Après l’antiquité, Harouel continue à survoler l’histoire universelle, examinant successivement la Chine, l’Islam, la traite des esclaves, la lutte entre le Pape et l’empereur, le millénarisme, les religions politiques, la religion d’Etat des nouveaux droits de l’homme et son moralisme, l’immigration islamique et le suicide de l’Europe. Sur tous ces points, que je sois d’accord (c’est souvent le cas) ou pas, quelle importance ? Je ne peux cependant laisser passer sans un mot de protestation deux points : premièrement, la critique justifiée de l’islamisme théocratique qui ne sépare pas le temporel du spirituel n’implique pas qu’on fasse l’éloge d’un laïcisme qui oppose ces deux domaines d’une manière rigide et sacrifie en pratique le plus élevé au plus bas ; deuxièmement, la sortie d’Harouel contre l’écologisme à juste titre qualifié de millénarisme et de refuge pour « un certain nombre d’orphelins du communisme » (p. 212) laisse penser que pour lui le profit à court terme de quelques-uns l’emporte sur tout souci quant à l’avenir de notre terre et des générations futures.

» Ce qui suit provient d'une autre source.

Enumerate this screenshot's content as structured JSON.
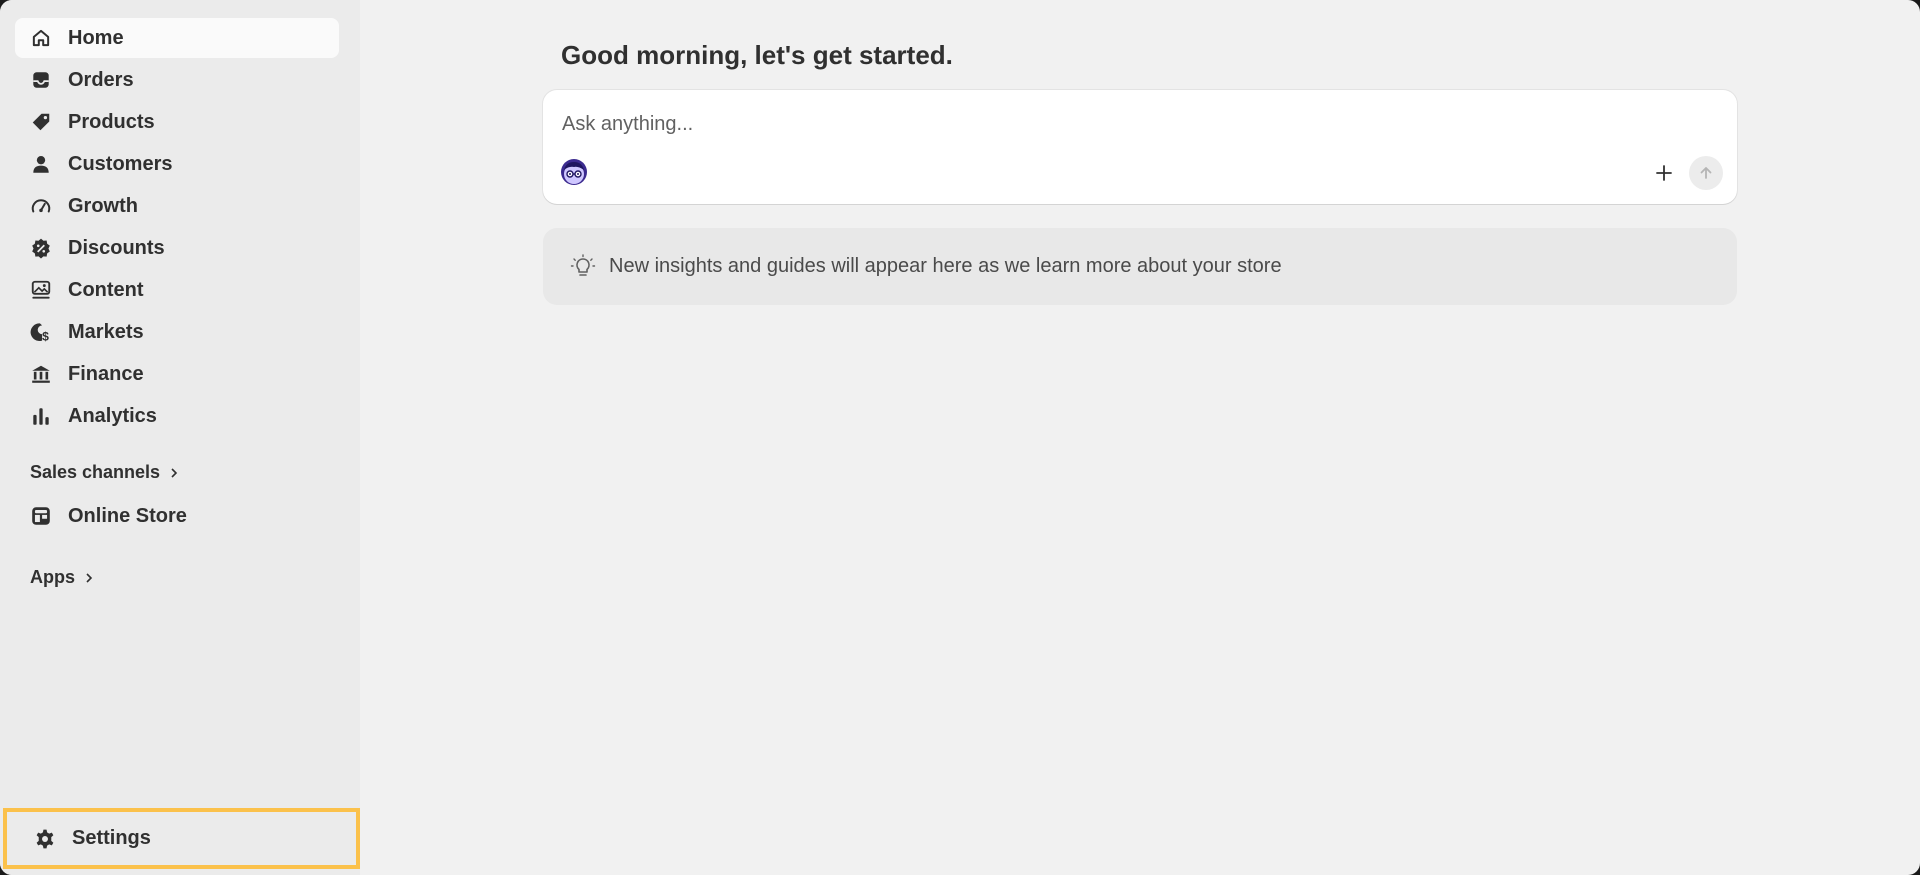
{
  "sidebar": {
    "items": [
      {
        "label": "Home",
        "icon": "home-icon",
        "active": true
      },
      {
        "label": "Orders",
        "icon": "inbox-icon"
      },
      {
        "label": "Products",
        "icon": "tag-icon"
      },
      {
        "label": "Customers",
        "icon": "person-icon"
      },
      {
        "label": "Growth",
        "icon": "gauge-icon"
      },
      {
        "label": "Discounts",
        "icon": "discount-icon"
      },
      {
        "label": "Content",
        "icon": "image-icon"
      },
      {
        "label": "Markets",
        "icon": "globe-icon"
      },
      {
        "label": "Finance",
        "icon": "bank-icon"
      },
      {
        "label": "Analytics",
        "icon": "bar-chart-icon"
      }
    ],
    "sales_channels": {
      "label": "Sales channels",
      "items": [
        {
          "label": "Online Store",
          "icon": "store-icon"
        }
      ]
    },
    "apps": {
      "label": "Apps"
    },
    "settings": {
      "label": "Settings",
      "icon": "gear-icon"
    }
  },
  "main": {
    "greeting": "Good morning, let's get started.",
    "ask": {
      "placeholder": "Ask anything..."
    },
    "insights": "New insights and guides will appear here as we learn more about your store"
  },
  "colors": {
    "sidebar_bg": "#ebebeb",
    "main_bg": "#f1f1f1",
    "highlight": "#fbc14b",
    "text": "#303030"
  }
}
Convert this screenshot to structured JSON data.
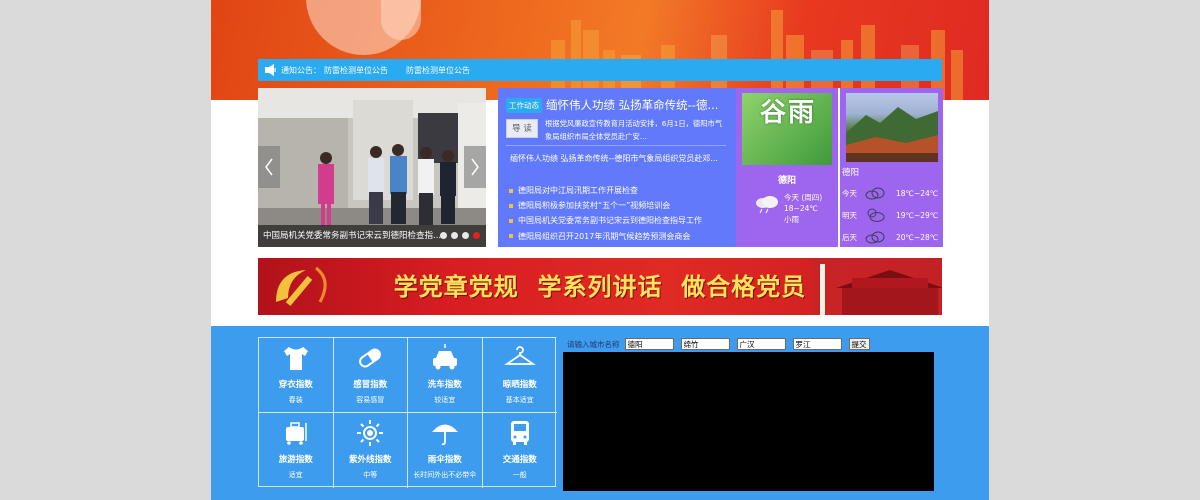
{
  "notice": {
    "label": "通知公告：",
    "links": [
      "防雷检测单位公告",
      "防雷检测单位公告"
    ]
  },
  "carousel": {
    "caption": "中国局机关党委常务副书记宋云到德阳检查指...",
    "dot_count": 4,
    "active_dot": 4
  },
  "news": {
    "badge": "工作动态",
    "headline": "缅怀伟人功绩 弘扬革命传统--德...",
    "read_button": "导 读",
    "summary": "根据党风廉政宣传教育月活动安排，6月1日，德阳市气象局组织市局全体党员赴广安...",
    "feature": "缅怀伟人功绩  弘扬革命传统--德阳市气象局组织党员赴邓...",
    "items": [
      "德阳局对中江局汛期工作开展检查",
      "德阳局积极参加扶贫村“五个一”视频培训会",
      "中国局机关党委常务副书记宋云到德阳检查指导工作",
      "德阳局组织召开2017年汛期气候趋势预测会商会"
    ]
  },
  "weather": {
    "solar_term": "谷雨",
    "city_left": "德阳",
    "today_lines": [
      "今天 (周四)",
      "18~24℃",
      "小雨"
    ],
    "city_right": "德阳",
    "forecast": [
      {
        "day": "今天",
        "temp": "18℃~24℃",
        "icon": "cloudy-icon"
      },
      {
        "day": "明天",
        "temp": "19℃~29℃",
        "icon": "partly-cloudy-icon"
      },
      {
        "day": "后天",
        "temp": "20℃~28℃",
        "icon": "cloudy-icon"
      }
    ]
  },
  "banner": {
    "slogan": "学党章党规  学系列讲话  做合格党员"
  },
  "indices": [
    {
      "name": "穿衣指数",
      "value": "春装",
      "icon": "tshirt-icon"
    },
    {
      "name": "感冒指数",
      "value": "容易感冒",
      "icon": "pill-icon"
    },
    {
      "name": "洗车指数",
      "value": "较适宜",
      "icon": "car-wash-icon"
    },
    {
      "name": "晾晒指数",
      "value": "基本适宜",
      "icon": "hanger-icon"
    },
    {
      "name": "旅游指数",
      "value": "适宜",
      "icon": "luggage-icon"
    },
    {
      "name": "紫外线指数",
      "value": "中等",
      "icon": "sun-icon"
    },
    {
      "name": "雨伞指数",
      "value": "长时间外出不必带伞",
      "icon": "umbrella-icon"
    },
    {
      "name": "交通指数",
      "value": "一般",
      "icon": "bus-icon"
    }
  ],
  "city_form": {
    "label": "请输入城市名称",
    "inputs": [
      "德阳",
      "绵竹",
      "广汉",
      "罗江"
    ],
    "submit": "提交"
  },
  "colors": {
    "notice_bar": "#29aaf1",
    "news_panel": "#6179fb",
    "weather_panel": "#9e66ee",
    "blue_section": "#3e9cef",
    "active_dot": "#e22121"
  }
}
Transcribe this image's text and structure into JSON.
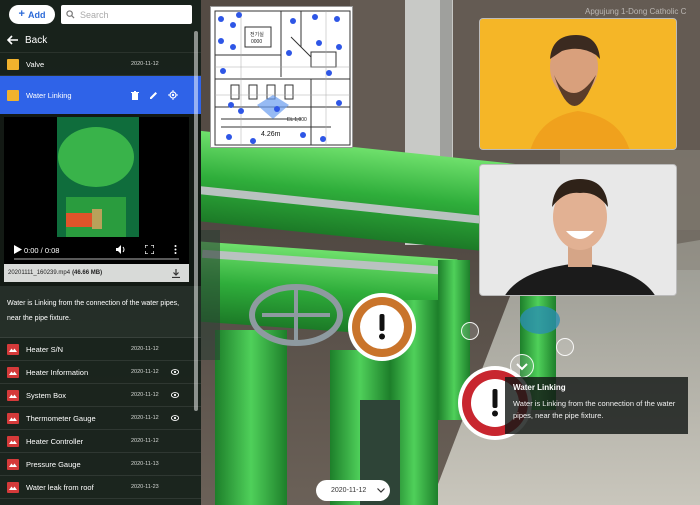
{
  "header": {
    "add_label": "Add",
    "search_placeholder": "Search"
  },
  "sidebar": {
    "back_label": "Back",
    "top_items": [
      {
        "label": "Valve",
        "date": "2020-11-12",
        "icon": "folder-icon"
      },
      {
        "label": "Water Linking",
        "icon": "folder-icon",
        "selected": true
      }
    ],
    "media": {
      "time": "0:00 / 0:08",
      "filename": "20201111_160239.mp4",
      "filesize": "(46.66 MB)"
    },
    "description": "Water is Linking from the connection of the water pipes, near the pipe fixture.",
    "items": [
      {
        "label": "Heater S/N",
        "date": "2020-11-12",
        "icon": "image-icon",
        "visible_eye": false
      },
      {
        "label": "Heater Information",
        "date": "2020-11-12",
        "icon": "image-icon",
        "visible_eye": true
      },
      {
        "label": "System Box",
        "date": "2020-11-12",
        "icon": "image-icon",
        "visible_eye": true
      },
      {
        "label": "Thermometer Gauge",
        "date": "2020-11-12",
        "icon": "image-icon",
        "visible_eye": true
      },
      {
        "label": "Heater Controller",
        "date": "2020-11-12",
        "icon": "image-icon",
        "visible_eye": false
      },
      {
        "label": "Pressure Gauge",
        "date": "2020-11-13",
        "icon": "image-icon",
        "visible_eye": false
      },
      {
        "label": "Water leak from roof",
        "date": "2020-11-23",
        "icon": "image-icon",
        "visible_eye": false
      },
      {
        "label": "Status on electrical",
        "date": "2020-11-23",
        "icon": "image-icon",
        "visible_eye": true
      }
    ]
  },
  "minimap": {
    "scale_label": "4.26m",
    "room_labels": [
      "전기실",
      "0000",
      "EL 1,000"
    ]
  },
  "scene": {
    "watermark": "Apgujung 1-Dong Catholic C",
    "tooltip_title": "Water Linking",
    "tooltip_body": "Water is Linking from the connection of the water pipes, near the pipe fixture.",
    "date_selector": "2020-11-12"
  },
  "colors": {
    "accent": "#2f63e8",
    "pipe_green": "#3fb84a",
    "hotspot_orange": "#c9742b",
    "hotspot_red": "#c8262f",
    "folder": "#f1b22d",
    "image_item": "#d53a3a"
  }
}
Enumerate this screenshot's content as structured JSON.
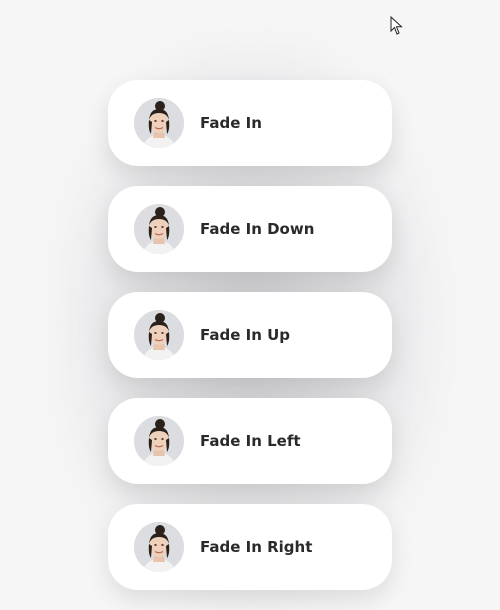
{
  "items": [
    {
      "label": "Fade In"
    },
    {
      "label": "Fade In Down"
    },
    {
      "label": "Fade In Up"
    },
    {
      "label": "Fade In Left"
    },
    {
      "label": "Fade In Right"
    }
  ],
  "icons": {
    "avatar": "avatar-photo",
    "cursor": "mouse-pointer-icon"
  }
}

Harouel est un libéral, fidèle disciple de Fourastié. Sous couleur d’apologie du christianisme et en attribuant à son influence tous les progrès moraux, économiques, techniques, scientifiques, Harouel fait plutôt l’éloge de l’ordre établi et du système de l’argent, déniant les dégâts sociaux et environnementaux du capitalisme sauvage car il est contre l’intervention de l’Etat. Il critique donc non seulement Staline et Lénine mais aussi Marx. Pourquoi pas ? Il se trouve que pour critiquer ce dernier, il faut d’abord le connaître et le comprendre ce qui suppose qu’on l’ait lu. Harouel a‑t-il lu Marx ? Ce qu’il en dit ne s’appuie que sur des commentaires dont l’autorité peut être contestée. Les opinions d’Angenot, Benz, Némo, Cohn, Neil, Aron (pp. 204–205) nous apprennent quelque chose, mais si l’on veut savoir ce que pensait Marx, il faut le demander à ses écrits. Cela permettrait une discussion intéressante. Pourquoi aussi ne pas citer les auteurs grecs ou latins dès lors qu’on parle de la Grèce ou de Rome ? Pourquoi ne pas aller aux sources si l’on veut effectuer une recherche personnelle ? Inversement si l’on contente d’un savoir de seconde main et qu’on développe des réflexions qui pourraient être celles d’un journaliste talentueux, pourquoi se donner la peine de citer des dizaines, voire des centaines d’auteurs ?
Le livre d’Harouel propose une réponse à la question suivante : comment se fait-il qu’il ait été réservé à l’Europe d’inventer la technoscience, l’économie marchande, le capitalisme, la croissance et le progrès ? D’où vient ce dynamisme qui entraîne toutes les branches de la vie : l’économie, certes, mais aussi la politique (avec la démocratie représentative) et les œuvres de civilisation ? A la suite de beaucoup d’autres, notre auteur voit dans le christianisme l’origine de tous ces bienfaits réels ou supposés. Nous le lui accorderons dans une certaine mesure mais cette explication spiritualiste n’est pas suffisante. Il y en a d’autres, les unes géopolitiques (Jared Diamond, David Cosandey), une politico-sociale (Samir Amin). Harouel n’examine que la première qu’il rejette out of hand sans la réfuter, ni lui opposer l’ombre d’un argument. La question reste donc ouverte et il faudra y revenir.